To follow the BDD edges and obtain the variable at the root of a BDD, you can use:

  • sylvan_var(bdd): obtain variable of the root node of <bdd> - requires that <bdd> is not constant true or false.
  • sylvan_high(bdd): follow high edge of <bdd>.
  • sylvan_low(bdd): follow low edge of <bdd>.

You need to manually reference BDDs that you want to keep during garbage collection:

  • sylvan_ref(bdd): add reference to <bdd>.
  • sylvan_deref(bdd): remove reference to <bdd>.
  • sylvan_protect(bddptr): add a pointer reference to the BDD variable <bddptr>
  • sylvan_unprotect(bddptr): remove a pointer reference to the BDD variable <bddptr>

It is recommended to use sylvan_protect and sylvan_unprotect. The C++ objects handle this automatically.
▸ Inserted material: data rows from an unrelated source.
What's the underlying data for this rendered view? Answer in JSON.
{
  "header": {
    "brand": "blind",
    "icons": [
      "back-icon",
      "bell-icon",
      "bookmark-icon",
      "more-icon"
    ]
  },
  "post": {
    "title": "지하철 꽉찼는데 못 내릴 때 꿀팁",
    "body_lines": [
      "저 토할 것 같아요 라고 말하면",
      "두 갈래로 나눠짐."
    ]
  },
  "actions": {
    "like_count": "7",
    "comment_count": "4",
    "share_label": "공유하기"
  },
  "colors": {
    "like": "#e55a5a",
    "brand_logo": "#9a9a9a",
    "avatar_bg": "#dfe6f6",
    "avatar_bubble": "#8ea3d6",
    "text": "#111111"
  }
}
The following 'primitives' are implemented:

  • sylvan_not(bdd): negation of <bdd>.
  • sylvan_ite(a,b,c): calculate 'if <a> then <b> else <c>'.
  • sylvan_and(a, b): calculate a and b
  • sylvan_or(a, b): calculate a or b
  • sylvan_nand(a, b): calculate not (a and b)
  • sylvan_nor(a, b): calculate not (a or b)
  • sylvan_imp(a, b): calculate a implies b
  • sylvan_invimp(a, b): calculate implies a
  • sylvan_xor(a, b): calculate a xor b
  • sylvan_equiv(a, b): calculate a = b
  • sylvan_diff(a, b): calculate a and not b
  • sylvan_less(a, b): calculate b and not a
  • sylvan_exists(bdd, vars): existential quantification of <bdd> with respect to variables <vars>. Here, <vars> is a conjunction of literals.
  • sylvan_forall(bdd, vars): universal quantification of <bdd> with respect to variables <vars>. Here, <vars> is a conjunction of literals.

Other BDD operations

See src/sylvan_bdd.h, src/sylvan_mtbdd.h and src/sylvan_ldd.h for other implemented operations. See src/sylvan_obj.hpp for the C++ interface.

Garbage collection

Garbage collection is triggered when trying to insert a new node and no new bucket can be found within a reasonable upper bound. Garbage collection is stop-the-world and all workers must cooperate on garbage collection. (Beware of deadlocks if you use Sylvan operations in critical sections!)

  • sylvan_gc(): manually trigger garbage collection.
  • sylvan_gc_enable(): enable garbage collection.
  • sylvan_gc_disable(): disable garbage collection.

Table resizing

During garbage collection, it is possible to resize the nodes table and the cache. Sylvan provides two default implementations: an agressive version that resizes every time garbage collection is performed, and a less agressive version that only resizes when at least half the table is full. This can be configured in src/sylvan_config.h It is not possible to decrease the size of the nodes table and the cache.

Dynamic reordering

Dynamic reordening is currently not supported. For now, we suggest users find a good static variable ordering.

Troubleshooting

Sylvan may require a larger than normal program stack. You may need to increase the program stack size on your system using ulimit -s. Segmentation faults on large computations typically indicate a program stack overflow.

I am getting the error "unable to allocate memory: ...!"

Sylvan allocates virtual memory using mmap. If you specify a combined size for the cache and node table larger than your actual available memory you may need to set vm.overcommit_memory to 1. E.g. echo 1 > /proc/sys/vm/overcommit_memory. You can make this setting permanent with echo "vm.overcommit_memory = 1" > /etc/sysctl.d/99-sylvan.conf. You can verify the setting with cat /proc/sys/vm/overcommit_memory. It should report 1.

I get errors about __lace_worker and __lace_dq_head

Many Sylvan operations are implemented as Lace tasks. To call a Lace task, the variables __lace_worker and __lace_dq_head must be initialized. Use the macro LACE_ME to do this.